U.S. Supreme Court officials released Friday's decision on the second anniversary of United States vs. Windsor, in which the justices struck down the federal Defense of Marriage Act, which defined marriage as between a man and a woman. June 26 also is the 10th anniversary of the U.S. Supreme Court's decision in Lawrence vs. Texas, which struck down numerous state sodomy laws.
Since then, gay marriage has been declared legal in 37 states, reflecting a rapidly changing opinion toward a once unthinkable institution. Public opinion has been slower to change in Kentucky: The most recent Bluegrass Poll, in March, showed that 57 percent of Kentuckians opposed same-sex marriage, 33 percent favored it and 10 percent weren't sure.
Now that same-sex marriage is a guaranteed civil right in Kentucky, those attitudes are bound to change, said Landenwich, the Louisville attorney.
"I think this is going to go a long way toward acceptance," she said. "Once everyone sees that all this ruling does is create acceptance for loving relationships, I think attitudes are going to start shifting."

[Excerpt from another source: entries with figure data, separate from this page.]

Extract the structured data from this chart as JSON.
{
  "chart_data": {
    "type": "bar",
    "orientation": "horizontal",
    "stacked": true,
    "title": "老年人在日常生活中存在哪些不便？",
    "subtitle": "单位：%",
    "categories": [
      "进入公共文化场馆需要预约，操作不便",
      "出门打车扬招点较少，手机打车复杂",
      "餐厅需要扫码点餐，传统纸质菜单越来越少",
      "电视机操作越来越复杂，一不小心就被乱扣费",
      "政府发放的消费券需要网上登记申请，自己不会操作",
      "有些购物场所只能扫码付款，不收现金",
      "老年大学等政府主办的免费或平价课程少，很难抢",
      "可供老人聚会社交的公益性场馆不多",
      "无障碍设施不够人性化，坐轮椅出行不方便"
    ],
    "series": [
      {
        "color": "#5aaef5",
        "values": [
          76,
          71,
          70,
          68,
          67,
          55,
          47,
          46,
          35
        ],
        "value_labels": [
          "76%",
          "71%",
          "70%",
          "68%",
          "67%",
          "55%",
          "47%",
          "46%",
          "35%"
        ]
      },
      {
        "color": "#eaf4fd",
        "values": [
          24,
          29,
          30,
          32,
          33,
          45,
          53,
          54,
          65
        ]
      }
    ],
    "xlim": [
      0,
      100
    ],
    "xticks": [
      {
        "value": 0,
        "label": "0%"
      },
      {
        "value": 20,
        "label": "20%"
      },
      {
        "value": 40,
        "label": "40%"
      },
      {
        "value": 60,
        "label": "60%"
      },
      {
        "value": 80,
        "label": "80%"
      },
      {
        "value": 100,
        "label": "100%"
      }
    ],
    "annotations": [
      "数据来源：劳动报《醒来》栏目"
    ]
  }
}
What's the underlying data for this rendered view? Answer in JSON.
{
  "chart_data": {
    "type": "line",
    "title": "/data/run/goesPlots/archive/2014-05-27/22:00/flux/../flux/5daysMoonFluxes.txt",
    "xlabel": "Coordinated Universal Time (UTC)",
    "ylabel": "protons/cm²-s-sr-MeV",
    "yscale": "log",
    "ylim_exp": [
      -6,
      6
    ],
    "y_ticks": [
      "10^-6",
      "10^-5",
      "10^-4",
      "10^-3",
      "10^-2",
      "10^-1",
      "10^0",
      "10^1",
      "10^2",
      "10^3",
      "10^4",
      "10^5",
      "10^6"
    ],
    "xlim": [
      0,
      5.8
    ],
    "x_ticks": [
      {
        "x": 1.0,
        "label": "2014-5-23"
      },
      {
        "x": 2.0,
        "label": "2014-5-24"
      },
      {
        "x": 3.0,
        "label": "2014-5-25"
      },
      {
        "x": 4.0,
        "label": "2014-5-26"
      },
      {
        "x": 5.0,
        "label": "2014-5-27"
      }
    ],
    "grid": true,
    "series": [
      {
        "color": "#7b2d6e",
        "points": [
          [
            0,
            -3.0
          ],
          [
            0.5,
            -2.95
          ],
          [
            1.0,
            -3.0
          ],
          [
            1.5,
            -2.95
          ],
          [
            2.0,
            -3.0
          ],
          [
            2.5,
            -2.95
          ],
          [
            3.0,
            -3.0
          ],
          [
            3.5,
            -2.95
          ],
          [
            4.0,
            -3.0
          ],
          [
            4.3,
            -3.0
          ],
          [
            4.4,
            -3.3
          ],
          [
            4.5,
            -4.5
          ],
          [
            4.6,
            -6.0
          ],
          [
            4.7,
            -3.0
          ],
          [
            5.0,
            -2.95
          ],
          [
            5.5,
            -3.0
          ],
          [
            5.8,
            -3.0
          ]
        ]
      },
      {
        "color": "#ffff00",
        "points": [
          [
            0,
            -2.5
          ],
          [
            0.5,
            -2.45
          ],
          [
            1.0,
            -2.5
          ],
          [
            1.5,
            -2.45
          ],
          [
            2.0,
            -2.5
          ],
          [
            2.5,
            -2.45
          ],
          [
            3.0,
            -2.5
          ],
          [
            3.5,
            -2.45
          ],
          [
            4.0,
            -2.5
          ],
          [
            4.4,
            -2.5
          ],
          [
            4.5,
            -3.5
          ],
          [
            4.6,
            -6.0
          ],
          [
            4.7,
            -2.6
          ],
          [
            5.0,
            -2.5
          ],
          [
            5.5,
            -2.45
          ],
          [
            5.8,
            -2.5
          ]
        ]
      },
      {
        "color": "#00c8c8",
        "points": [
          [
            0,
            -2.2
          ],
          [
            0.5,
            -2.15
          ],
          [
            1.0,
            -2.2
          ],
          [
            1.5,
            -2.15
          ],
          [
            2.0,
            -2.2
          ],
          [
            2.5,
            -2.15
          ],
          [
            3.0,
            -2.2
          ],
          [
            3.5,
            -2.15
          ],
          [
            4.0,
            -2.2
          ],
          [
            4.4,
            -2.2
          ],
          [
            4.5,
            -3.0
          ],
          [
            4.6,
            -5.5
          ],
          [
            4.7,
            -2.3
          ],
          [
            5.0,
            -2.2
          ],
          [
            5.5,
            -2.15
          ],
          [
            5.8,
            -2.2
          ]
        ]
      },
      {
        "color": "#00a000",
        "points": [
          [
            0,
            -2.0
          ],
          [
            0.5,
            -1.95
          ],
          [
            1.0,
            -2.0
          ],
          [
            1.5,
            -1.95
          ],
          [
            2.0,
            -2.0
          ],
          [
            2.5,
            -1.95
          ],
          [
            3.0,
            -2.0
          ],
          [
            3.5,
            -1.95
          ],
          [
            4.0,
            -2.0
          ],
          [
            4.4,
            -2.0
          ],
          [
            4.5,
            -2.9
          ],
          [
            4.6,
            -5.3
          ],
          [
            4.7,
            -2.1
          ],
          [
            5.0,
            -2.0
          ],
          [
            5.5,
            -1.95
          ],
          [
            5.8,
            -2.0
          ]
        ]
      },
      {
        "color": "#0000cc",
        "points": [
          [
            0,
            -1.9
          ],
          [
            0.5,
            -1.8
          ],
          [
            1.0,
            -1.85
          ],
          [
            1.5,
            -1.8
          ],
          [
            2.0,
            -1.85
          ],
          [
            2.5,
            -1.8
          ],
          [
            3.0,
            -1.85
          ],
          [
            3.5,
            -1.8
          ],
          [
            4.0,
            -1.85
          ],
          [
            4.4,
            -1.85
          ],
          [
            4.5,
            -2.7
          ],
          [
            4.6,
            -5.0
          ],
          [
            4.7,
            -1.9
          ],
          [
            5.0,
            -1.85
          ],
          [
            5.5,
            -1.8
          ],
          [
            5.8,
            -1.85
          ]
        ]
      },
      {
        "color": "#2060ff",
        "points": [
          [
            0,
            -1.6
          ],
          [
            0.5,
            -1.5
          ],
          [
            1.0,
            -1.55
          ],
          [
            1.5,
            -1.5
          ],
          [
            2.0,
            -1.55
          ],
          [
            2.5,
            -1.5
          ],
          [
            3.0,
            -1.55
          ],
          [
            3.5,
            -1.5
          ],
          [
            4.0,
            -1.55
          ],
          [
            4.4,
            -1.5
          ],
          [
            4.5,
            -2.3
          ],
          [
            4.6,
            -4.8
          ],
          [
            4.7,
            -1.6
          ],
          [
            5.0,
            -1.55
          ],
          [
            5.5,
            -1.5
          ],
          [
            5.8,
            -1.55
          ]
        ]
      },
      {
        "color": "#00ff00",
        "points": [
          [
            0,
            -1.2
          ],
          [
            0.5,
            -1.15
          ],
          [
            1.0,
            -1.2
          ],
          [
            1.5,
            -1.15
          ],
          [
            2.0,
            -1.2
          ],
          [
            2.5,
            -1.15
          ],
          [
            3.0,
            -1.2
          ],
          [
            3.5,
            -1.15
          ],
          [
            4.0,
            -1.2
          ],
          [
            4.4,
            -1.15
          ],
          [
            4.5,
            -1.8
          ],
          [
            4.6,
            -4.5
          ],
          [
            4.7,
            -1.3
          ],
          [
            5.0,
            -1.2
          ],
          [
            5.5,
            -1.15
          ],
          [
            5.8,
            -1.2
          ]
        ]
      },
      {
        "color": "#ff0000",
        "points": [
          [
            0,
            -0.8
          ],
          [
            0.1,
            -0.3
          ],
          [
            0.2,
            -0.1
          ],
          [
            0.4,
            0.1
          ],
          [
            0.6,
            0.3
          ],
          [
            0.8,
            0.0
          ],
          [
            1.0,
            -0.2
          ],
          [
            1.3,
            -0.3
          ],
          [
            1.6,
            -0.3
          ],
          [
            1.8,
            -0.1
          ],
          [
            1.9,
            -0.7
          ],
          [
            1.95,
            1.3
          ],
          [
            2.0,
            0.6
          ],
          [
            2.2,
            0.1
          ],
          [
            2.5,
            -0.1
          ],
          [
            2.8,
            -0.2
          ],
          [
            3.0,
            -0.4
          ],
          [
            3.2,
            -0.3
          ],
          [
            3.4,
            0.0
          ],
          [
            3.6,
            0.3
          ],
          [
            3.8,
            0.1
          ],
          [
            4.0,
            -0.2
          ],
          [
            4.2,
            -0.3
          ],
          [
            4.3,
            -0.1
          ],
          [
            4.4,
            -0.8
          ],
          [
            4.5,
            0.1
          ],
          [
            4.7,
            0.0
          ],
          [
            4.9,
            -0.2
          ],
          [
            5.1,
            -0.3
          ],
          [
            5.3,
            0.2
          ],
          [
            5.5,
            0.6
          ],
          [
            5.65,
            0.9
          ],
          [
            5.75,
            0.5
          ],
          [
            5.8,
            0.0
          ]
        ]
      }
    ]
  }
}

Allison Connelly, a law professor at the University of Kentucky, said there are more than 1,000 federal and state rights and responsibilities that could change with the decision, ranging from Social Security death benefits to state adoption rules.
"It changes everything," Connelly said.
Beshear said Friday that he had ordered all executive branch cabinets to alter any policies necessary to implement the decision.
So far, Beshear's administration has spent $195,400 defending Kentucky's ban in court. He is represented by the Ashland law firm of VanAntwerp Attorneys LP.
Those bills could get higher. With the Supreme Court decision, Kentucky could be ordered, under the rules of civil rights law, to pay the plaintiffs' legal bills.
Last year, Heyburn awarded the plaintiffs' lawyers $70,778 in attorney fees and court costs. On his own initiative, Heyburn gave those lawyers a $10,000 bonus, saying the lawyers "undertook a difficult, unpopular case and achieved remarkable success."
That award was put on hold pending the appeals.